I think InteriorImmutable is a blunter tool than you might want. Concretely, I don't think Arc and Rc pose a problem for RefCell::downgrade, since they don't expose &mut access to their refcounts. You can get a &mut T from a &mut Arc<T>, but doing so doesn't borrow the refcount, only the T. So, if you were to use InteriorImmutable for this bound, it would be overconservative in the case of Arc and Rc.

1 Like

Removing get_mut is a breaking change that cannot be patched over, as such there is no way that we will ever do it. So it is pointless to discuss that.
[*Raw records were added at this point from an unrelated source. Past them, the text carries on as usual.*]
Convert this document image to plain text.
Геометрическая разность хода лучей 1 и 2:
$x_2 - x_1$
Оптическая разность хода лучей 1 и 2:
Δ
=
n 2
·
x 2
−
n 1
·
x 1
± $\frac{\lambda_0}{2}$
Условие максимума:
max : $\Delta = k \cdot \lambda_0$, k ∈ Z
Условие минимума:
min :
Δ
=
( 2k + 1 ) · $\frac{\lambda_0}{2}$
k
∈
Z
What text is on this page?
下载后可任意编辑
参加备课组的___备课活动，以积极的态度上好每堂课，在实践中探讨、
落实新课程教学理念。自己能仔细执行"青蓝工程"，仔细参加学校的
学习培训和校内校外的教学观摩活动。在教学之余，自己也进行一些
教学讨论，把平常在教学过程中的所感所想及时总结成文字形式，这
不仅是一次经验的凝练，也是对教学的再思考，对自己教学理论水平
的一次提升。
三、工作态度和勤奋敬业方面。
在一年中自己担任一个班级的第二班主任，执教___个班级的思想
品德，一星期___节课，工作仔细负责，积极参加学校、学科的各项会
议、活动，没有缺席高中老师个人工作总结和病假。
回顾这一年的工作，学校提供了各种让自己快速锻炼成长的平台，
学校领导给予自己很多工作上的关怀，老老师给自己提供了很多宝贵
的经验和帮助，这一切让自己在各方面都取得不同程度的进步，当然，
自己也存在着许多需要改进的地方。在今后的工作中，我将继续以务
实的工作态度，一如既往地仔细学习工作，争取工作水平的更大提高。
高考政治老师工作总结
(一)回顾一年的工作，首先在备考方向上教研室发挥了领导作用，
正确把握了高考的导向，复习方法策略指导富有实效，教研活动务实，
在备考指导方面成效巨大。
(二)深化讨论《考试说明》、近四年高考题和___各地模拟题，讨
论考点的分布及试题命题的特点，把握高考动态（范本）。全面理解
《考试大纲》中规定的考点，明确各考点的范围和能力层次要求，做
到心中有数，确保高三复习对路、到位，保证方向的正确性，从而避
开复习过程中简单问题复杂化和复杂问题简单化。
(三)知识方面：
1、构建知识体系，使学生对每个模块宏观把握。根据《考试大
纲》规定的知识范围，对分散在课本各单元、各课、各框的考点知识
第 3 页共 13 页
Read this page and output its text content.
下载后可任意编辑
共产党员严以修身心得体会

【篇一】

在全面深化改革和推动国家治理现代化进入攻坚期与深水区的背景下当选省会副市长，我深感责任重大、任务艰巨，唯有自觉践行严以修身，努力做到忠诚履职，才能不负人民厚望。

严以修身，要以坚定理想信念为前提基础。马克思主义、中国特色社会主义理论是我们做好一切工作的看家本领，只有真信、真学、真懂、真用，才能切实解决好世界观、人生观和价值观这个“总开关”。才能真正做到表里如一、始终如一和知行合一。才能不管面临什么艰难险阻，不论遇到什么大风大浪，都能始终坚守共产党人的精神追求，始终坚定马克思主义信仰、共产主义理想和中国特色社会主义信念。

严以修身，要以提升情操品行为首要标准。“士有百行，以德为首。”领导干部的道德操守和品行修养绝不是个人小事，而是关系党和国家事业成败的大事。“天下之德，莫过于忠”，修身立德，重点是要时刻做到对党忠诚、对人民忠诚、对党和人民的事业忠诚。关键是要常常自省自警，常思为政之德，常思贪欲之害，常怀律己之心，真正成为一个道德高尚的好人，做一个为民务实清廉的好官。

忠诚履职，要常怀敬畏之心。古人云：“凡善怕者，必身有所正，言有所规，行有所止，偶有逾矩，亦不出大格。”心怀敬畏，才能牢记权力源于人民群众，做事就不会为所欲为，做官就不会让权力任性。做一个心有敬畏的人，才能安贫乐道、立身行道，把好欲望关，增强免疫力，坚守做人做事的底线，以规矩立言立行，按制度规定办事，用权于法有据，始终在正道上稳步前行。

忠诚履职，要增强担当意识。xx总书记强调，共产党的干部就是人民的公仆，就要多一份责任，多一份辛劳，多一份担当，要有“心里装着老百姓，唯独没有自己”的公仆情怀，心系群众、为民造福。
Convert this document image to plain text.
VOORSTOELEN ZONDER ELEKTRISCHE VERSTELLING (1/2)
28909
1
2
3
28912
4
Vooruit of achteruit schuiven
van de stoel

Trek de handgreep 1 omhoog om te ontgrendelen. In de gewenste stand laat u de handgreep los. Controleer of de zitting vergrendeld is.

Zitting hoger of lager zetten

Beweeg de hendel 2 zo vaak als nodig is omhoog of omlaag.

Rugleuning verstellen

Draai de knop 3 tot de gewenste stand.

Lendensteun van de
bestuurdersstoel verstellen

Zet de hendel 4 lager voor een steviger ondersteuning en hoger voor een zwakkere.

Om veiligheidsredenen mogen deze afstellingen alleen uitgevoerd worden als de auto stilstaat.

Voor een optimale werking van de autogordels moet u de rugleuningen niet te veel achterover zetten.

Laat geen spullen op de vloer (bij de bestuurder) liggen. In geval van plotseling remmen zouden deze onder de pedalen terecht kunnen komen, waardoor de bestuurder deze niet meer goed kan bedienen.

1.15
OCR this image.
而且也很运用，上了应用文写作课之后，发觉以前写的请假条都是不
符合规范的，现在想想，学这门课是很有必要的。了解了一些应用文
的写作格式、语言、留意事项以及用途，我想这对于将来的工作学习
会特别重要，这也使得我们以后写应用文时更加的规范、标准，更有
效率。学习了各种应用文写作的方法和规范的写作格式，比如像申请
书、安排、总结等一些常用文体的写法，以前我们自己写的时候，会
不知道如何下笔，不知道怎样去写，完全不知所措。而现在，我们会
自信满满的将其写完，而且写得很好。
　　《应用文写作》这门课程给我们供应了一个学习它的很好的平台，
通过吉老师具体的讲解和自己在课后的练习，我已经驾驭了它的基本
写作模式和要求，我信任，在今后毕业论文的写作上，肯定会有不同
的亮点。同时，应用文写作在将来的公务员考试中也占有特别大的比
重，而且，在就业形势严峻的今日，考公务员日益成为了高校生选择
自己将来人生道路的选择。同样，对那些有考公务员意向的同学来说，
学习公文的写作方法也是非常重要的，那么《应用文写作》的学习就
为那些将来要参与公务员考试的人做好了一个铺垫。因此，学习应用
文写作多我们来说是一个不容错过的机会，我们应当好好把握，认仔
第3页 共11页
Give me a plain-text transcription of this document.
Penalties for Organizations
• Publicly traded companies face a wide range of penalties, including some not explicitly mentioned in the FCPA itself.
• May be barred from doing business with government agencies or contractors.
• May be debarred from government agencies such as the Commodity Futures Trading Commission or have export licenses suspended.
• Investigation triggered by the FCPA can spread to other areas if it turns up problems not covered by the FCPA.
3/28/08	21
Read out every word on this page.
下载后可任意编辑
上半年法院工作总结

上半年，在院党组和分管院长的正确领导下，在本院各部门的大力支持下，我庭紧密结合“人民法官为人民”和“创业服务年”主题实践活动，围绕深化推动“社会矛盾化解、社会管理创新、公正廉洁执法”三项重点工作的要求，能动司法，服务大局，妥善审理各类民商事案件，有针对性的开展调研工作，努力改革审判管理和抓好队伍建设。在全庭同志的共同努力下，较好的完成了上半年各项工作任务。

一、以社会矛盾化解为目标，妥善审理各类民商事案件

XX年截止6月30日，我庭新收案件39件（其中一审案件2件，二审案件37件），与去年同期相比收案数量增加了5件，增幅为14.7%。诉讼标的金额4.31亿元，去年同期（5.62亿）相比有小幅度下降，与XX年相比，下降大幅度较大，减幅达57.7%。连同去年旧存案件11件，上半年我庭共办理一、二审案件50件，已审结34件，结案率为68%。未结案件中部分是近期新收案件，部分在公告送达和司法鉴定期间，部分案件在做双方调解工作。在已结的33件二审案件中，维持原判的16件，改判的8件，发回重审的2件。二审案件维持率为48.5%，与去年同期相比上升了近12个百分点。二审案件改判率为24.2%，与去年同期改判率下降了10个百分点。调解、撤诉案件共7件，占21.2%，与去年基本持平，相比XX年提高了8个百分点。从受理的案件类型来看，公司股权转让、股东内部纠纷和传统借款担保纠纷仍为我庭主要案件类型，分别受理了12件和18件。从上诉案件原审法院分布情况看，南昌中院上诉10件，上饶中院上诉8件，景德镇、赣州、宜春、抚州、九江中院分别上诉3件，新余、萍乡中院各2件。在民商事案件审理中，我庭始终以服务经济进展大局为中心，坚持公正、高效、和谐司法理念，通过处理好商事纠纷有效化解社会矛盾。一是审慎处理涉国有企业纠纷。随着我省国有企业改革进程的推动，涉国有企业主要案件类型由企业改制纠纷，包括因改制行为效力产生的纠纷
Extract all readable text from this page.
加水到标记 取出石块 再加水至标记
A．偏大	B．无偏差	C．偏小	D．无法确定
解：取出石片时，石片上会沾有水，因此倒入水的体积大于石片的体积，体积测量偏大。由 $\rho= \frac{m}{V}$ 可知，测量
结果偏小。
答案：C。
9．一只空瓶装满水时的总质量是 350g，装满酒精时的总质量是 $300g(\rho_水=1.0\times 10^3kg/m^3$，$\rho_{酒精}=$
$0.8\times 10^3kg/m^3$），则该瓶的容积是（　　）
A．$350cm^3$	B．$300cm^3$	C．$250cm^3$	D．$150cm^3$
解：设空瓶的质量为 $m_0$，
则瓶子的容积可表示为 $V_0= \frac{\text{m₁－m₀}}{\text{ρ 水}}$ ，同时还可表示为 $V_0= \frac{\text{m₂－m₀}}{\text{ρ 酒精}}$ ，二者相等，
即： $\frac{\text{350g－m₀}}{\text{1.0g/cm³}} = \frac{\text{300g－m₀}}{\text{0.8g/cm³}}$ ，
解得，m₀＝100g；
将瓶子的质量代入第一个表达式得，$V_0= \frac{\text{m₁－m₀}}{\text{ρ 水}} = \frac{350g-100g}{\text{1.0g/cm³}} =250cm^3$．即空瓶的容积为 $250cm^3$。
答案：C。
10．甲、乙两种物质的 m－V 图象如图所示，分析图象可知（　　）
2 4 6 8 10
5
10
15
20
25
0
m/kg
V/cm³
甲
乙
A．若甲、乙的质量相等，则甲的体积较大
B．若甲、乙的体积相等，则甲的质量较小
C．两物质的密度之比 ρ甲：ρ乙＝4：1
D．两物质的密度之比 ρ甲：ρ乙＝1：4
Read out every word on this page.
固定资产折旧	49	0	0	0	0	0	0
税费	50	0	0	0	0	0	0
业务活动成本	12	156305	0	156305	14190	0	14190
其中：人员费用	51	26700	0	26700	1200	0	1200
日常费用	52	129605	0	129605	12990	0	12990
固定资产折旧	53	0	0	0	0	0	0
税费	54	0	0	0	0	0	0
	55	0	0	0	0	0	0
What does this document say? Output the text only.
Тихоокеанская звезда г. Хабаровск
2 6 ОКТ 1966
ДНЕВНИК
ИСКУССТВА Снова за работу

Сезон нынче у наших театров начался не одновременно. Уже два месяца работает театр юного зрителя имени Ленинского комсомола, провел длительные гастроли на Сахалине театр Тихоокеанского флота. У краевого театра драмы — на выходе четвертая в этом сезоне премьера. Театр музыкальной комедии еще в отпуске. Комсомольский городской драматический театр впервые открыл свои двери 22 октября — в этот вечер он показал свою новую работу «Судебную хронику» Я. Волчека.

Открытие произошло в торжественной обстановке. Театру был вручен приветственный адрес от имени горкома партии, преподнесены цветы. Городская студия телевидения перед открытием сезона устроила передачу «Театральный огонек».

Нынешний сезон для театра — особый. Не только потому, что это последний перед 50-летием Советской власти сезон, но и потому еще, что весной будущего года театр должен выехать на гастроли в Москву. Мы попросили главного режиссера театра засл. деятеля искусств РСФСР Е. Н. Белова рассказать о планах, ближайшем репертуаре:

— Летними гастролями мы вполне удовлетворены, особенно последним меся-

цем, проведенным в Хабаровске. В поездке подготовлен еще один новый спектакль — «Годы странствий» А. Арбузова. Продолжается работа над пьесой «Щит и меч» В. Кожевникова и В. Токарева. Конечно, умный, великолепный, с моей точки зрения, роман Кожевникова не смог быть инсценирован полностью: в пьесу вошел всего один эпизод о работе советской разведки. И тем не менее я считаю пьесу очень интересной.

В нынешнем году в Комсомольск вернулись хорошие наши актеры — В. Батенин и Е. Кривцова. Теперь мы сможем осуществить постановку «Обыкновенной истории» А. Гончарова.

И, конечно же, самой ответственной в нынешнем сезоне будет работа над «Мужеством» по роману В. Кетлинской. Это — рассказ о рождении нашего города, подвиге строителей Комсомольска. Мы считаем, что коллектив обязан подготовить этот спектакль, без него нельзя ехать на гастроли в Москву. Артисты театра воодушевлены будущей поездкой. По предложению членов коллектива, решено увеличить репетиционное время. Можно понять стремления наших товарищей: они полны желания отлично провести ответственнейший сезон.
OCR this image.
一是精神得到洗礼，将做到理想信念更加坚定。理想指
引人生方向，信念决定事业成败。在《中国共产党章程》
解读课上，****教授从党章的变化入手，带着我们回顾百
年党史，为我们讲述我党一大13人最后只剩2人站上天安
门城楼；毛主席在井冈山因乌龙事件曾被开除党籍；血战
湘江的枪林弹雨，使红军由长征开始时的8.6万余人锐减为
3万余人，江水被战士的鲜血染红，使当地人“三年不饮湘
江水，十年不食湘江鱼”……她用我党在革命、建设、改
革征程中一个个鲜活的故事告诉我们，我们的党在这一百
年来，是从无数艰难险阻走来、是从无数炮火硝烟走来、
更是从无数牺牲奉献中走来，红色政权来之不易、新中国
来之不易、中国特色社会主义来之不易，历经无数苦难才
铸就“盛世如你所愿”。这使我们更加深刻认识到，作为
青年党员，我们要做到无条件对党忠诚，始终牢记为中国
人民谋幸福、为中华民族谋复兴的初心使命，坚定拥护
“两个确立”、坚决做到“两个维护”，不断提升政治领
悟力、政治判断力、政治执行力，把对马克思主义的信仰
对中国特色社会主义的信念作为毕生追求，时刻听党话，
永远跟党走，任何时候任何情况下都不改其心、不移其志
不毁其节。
Also, I think that it is a bigger problem if getting an exclusive reference on a Mutex does not guarantee that we also have exclusive access to the inner value (if we can't go from &mut Mutex<T> to &mut T). This seems like something that should obviously be correct.

3 Likes

What I meant with Rc is that you would be able to call get_mut and downgrade, then later clone, deref, then drop the Rc; that would cause it to drop and leave the 1st reference dangling (this could be fixed internally though by making get_mut behave as deref_mut, and maybe deprecating it too). I admit I'm not 100% sure about the internals for this but I think you're right, conforming to InteriorImmutable should be possible in theory. I do think that using this marker trait is definitely necessary; we just need to make sure we can make Rc and Arc, etc. conform.

I realize you're right, see below.

I think that this would work if we made new types, MutexShared/RefCellShared (with better names), that implement InteriorImmutable and don't have get_mut methods (only lock_mut and borrow_mut). You could convert those types into their corresponding non-shared versions, but not vice versa. Then we could deprecate the non-shared versions. We might also need to do this with RwLock but AFAIK aside from the problem of 3rd party crates that's it. Thoughts?

Cloning the Rc increments the refcount (let's say to 2), and dropping the clone just decrements it back to 1, so that's not a way to create a dangling pointer. Cloning the Ref doesn't, but you can't drop the Rc because you can't get a RefMut while a Ref exists. I don't think RefCell<Rc<_>> leads to unsoundness like RefCell<Mutex<_>> does.

An interesting thought experiment; however, I can't come up with a practical use for it. downgrade seemed like a good idea at first, but I don't see enough benefit to it that it would be worth adding a marker trait to std just for this purpose. You could easily make a crate for this, BTW, with an unsafe auto trait InteriorImmutable and a copy of the RefCell implementation plus downgrade with the appropriate bounds.

If there is a case to be made that downgrade should exist, we'd want to also explore other ways to implement it. Making a crate is a way to measure how useful this feature is and explore potential issues with the API.

That said, I still think InteriorImmutable could have some interesting unexplored properties besides just making downgrade sound. Are there other uses of this trait that might justify adding it?